Margie and Gene started living together at Margie’s residence within a few months after they first met. They chose to live in Margie’s house in large part because she was the primary parent for an 8-year-old boy and ten-year-old girl. Gene had been married twice before himself, but had no children. Four years after they began living together, Margie and Gene decided to get married. While they raised Margie’s two children together, very little was said about these two children during the interview. Perhaps this was because they did not consider these children (now in their teens) to be a part of their own identity as a couple, being instead part of Margie’s individual identity and her past life. We have found many, often painful examples in our interviews of children that seem to be caught in limbo existing between several different relationships, rather than being identified as a central, even defining product of any one, existing relationship. One wonders about Margie’s children. With what set of adults do they relate as their parents?
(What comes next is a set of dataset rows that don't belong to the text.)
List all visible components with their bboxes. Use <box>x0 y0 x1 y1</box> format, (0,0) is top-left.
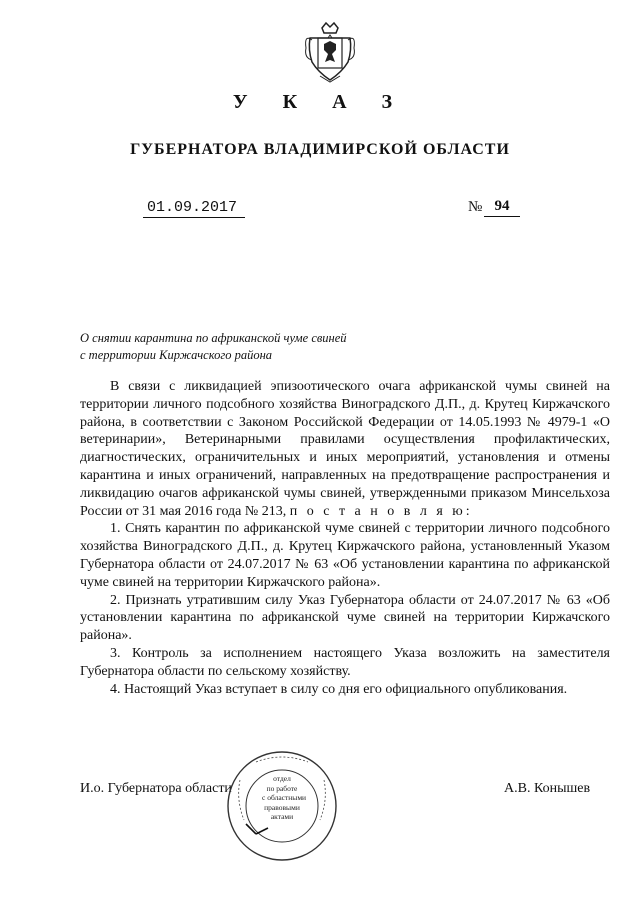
decree-word: п о с т а н о в л я ю: <box>289 503 473 519</box>
issuer-title: ГУБЕРНАТОРА ВЛАДИМИРСКОЙ ОБЛАСТИ <box>130 141 510 158</box>
stamp-text <box>262 774 307 822</box>
decree-subject <box>80 330 420 364</box>
document-type-title: У К А З <box>232 91 408 113</box>
decree-body <box>80 378 610 698</box>
item-text: Снять карантин по африканской чуме свиней с территории личного подсобного хозяйства Виноградского Д.П., д. Крутец Киржачского района, установленный Указом Губернатора области от 24.07.2017 № 63 «Об установлении карантина по африканской чуме свиней на территории Киржачского района». <box>80 521 610 590</box>
preamble-paragraph <box>80 378 610 520</box>
preamble-text: В связи с ликвидацией эпизоотического очага африканской чумы свиней на территории личного подсобного хозяйства Виноградского Д.П., д. Крутец Киржачского района, в соответствии с Законом Российской Федерации от 14.05.1993 № 4979-1 «О ветеринарии», Ветеринарными правилами осуществления профилактических, диагностических, ограничительных и иных мероприятий, установления и отмены карантина и иных ограничений, направленных на предотвращение распространения и ликвидацию очагов африканской чумы свиней, утвержденными приказом Минсельхоза России от 31 мая 2016 года № 213, <box>80 379 610 519</box>
number-sign: № <box>468 199 483 215</box>
stamp-line: с областными <box>262 793 307 802</box>
item-text: Контроль за исполнением настоящего Указа возложить на заместителя Губернатора области по сельскому хозяйству. <box>80 645 610 679</box>
item-number: 4. <box>110 681 121 697</box>
signer-name: А.В. Конышев <box>504 781 591 796</box>
coat-of-arms-emblem <box>302 20 358 86</box>
stamp-line: правовыми <box>264 802 300 812</box>
stamp-line: актами <box>270 812 294 821</box>
list-item <box>80 645 610 681</box>
signer-position: И.о. Губернатора области <box>80 781 232 796</box>
item-text: Признать утратившим силу Указ Губернатора области от 24.07.2017 № 63 «Об установлении карантина по африканской чуме свиней на территории Киржачского района». <box>80 592 610 644</box>
item-number: 2. <box>110 592 121 608</box>
decree-date: 01.09.2017 <box>143 199 245 218</box>
stamp-line: отдел <box>273 774 291 783</box>
list-item <box>80 592 610 645</box>
item-number: 3. <box>110 645 121 661</box>
stamp-line: по работе <box>266 783 298 793</box>
item-number: 1. <box>110 521 121 537</box>
list-item <box>80 520 610 591</box>
decree-number: 94 <box>484 198 520 217</box>
list-item <box>80 681 610 699</box>
subject-line: О снятии карантина по африканской чуме свиней <box>80 331 347 345</box>
item-text: Настоящий Указ вступает в силу со дня его официального опубликования. <box>124 681 568 697</box>
subject-line: с территории Киржачского района <box>80 348 273 362</box>
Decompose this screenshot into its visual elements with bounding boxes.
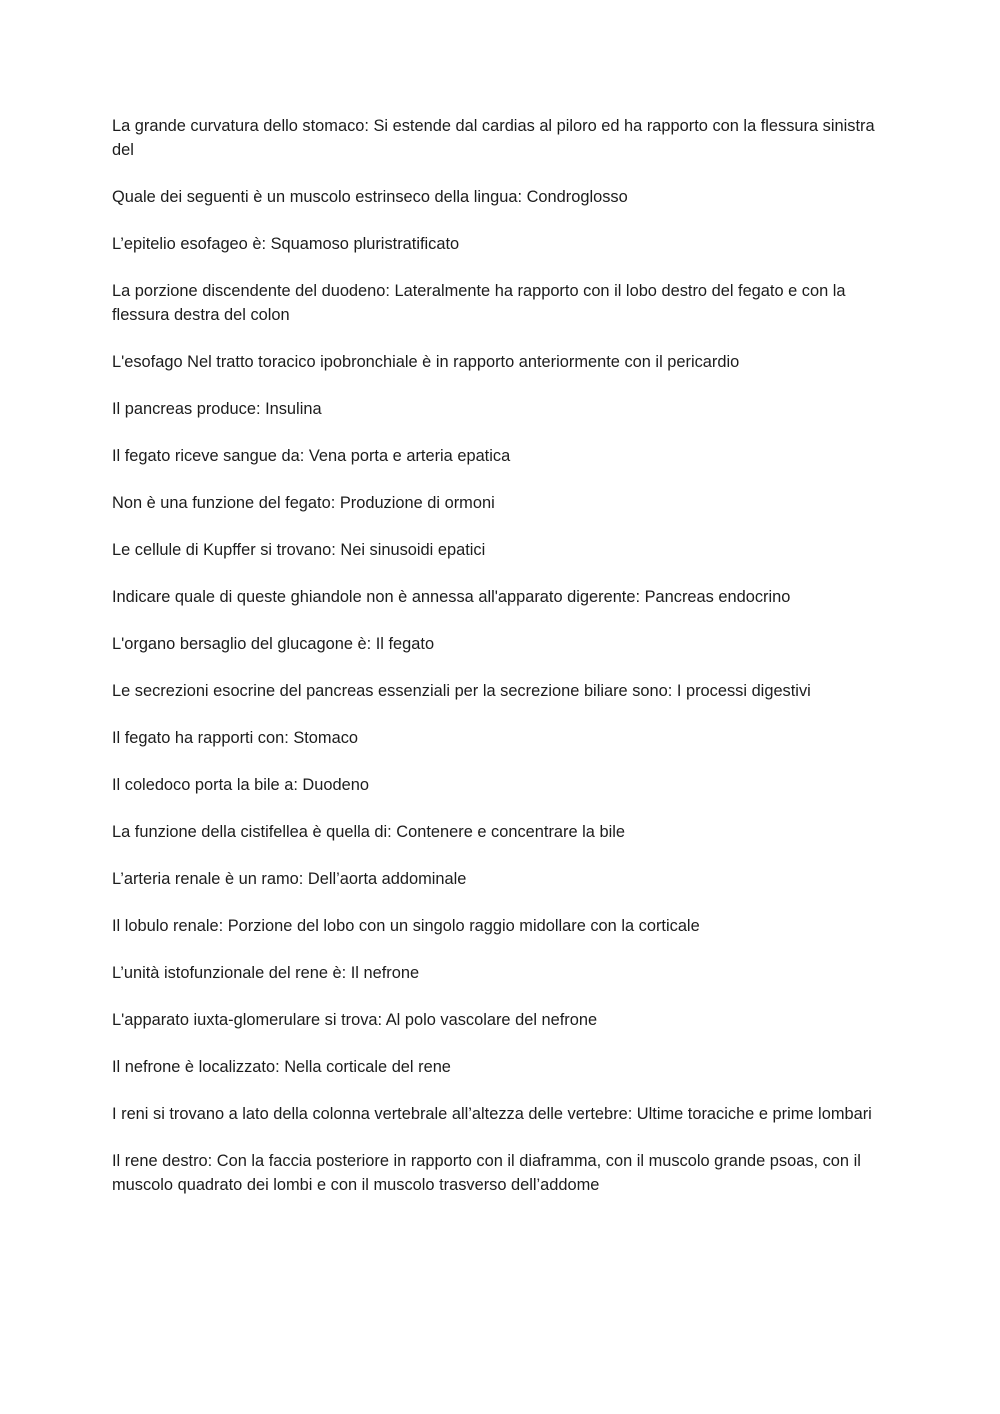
qa-item: La grande curvatura dello stomaco: Si estende dal cardias al piloro ed ha rapporto con la flessura sinistra del bbox=[112, 117, 875, 159]
qa-item: Il fegato ha rapporti con: Stomaco bbox=[112, 729, 359, 747]
qa-item: L'apparato iuxta-glomerulare si trova: Al polo vascolare del nefrone bbox=[112, 1011, 598, 1029]
qa-item: Non è una funzione del fegato: Produzione di ormoni bbox=[112, 494, 495, 512]
qa-item: Il coledoco porta la bile a: Duodeno bbox=[112, 776, 369, 794]
qa-item: L'esofago Nel tratto toracico ipobronchiale è in rapporto anteriormente con il pericardio bbox=[112, 353, 740, 371]
qa-item: La porzione discendente del duodeno: Lateralmente ha rapporto con il lobo destro del fegato e con la flessura destra del colon bbox=[112, 282, 846, 324]
qa-item: Il fegato riceve sangue da: Vena porta e arteria epatica bbox=[112, 447, 511, 465]
qa-item: La funzione della cistifellea è quella di: Contenere e concentrare la bile bbox=[112, 823, 625, 841]
qa-item: L’epitelio esofageo è: Squamoso pluristratificato bbox=[112, 235, 460, 253]
question-answer-list bbox=[112, 114, 882, 1220]
qa-item: L’arteria renale è un ramo: Dell’aorta addominale bbox=[112, 870, 467, 888]
qa-item: Il lobulo renale: Porzione del lobo con un singolo raggio midollare con la corticale bbox=[112, 917, 700, 935]
qa-item: Quale dei seguenti è un muscolo estrinseco della lingua: Condroglosso bbox=[112, 188, 628, 206]
qa-item: Il pancreas produce: Insulina bbox=[112, 400, 322, 418]
qa-item: Le cellule di Kupffer si trovano: Nei sinusoidi epatici bbox=[112, 541, 486, 559]
qa-item: Indicare quale di queste ghiandole non è annessa all'apparato digerente: Pancreas endocrino bbox=[112, 588, 791, 606]
qa-item: I reni si trovano a lato della colonna vertebrale all’altezza delle vertebre: Ultime toraciche e prime lombari bbox=[112, 1105, 872, 1123]
qa-item: Il rene destro: Con la faccia posteriore in rapporto con il diaframma, con il muscolo grande psoas, con il muscolo quadrato dei lombi e con il muscolo trasverso dell’addome bbox=[112, 1152, 861, 1194]
qa-item: Le secrezioni esocrine del pancreas essenziali per la secrezione biliare sono: I processi digestivi bbox=[112, 682, 811, 700]
qa-item: L'organo bersaglio del glucagone è: Il fegato bbox=[112, 635, 435, 653]
qa-item: L’unità istofunzionale del rene è: Il nefrone bbox=[112, 964, 420, 982]
qa-item: Il nefrone è localizzato: Nella corticale del rene bbox=[112, 1058, 451, 1076]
Is there a couple that calls them its own?

Margie and Gene focus most of their attention on the decision to have their own child. Margie had made it clear to Gene before they made a commitment to one another that she did not want any more children. However, six years ago while on a long business trip in Europe together she shifted from that position and decided that having a child would be a good idea. Apparently, the decision regarding giving birth to children was left in the hands of Margie. Perhaps, this also occurred in Margie’s first marriage, given that her first husband seems to have taken little interest in his children after his divorce from Margie. Many men (and some woman) unfortunately, seem to limit their sense of responsibility for a child to the confines of their relationship with the other parent of this child. When the relationship ends so does their child-rearing commitment.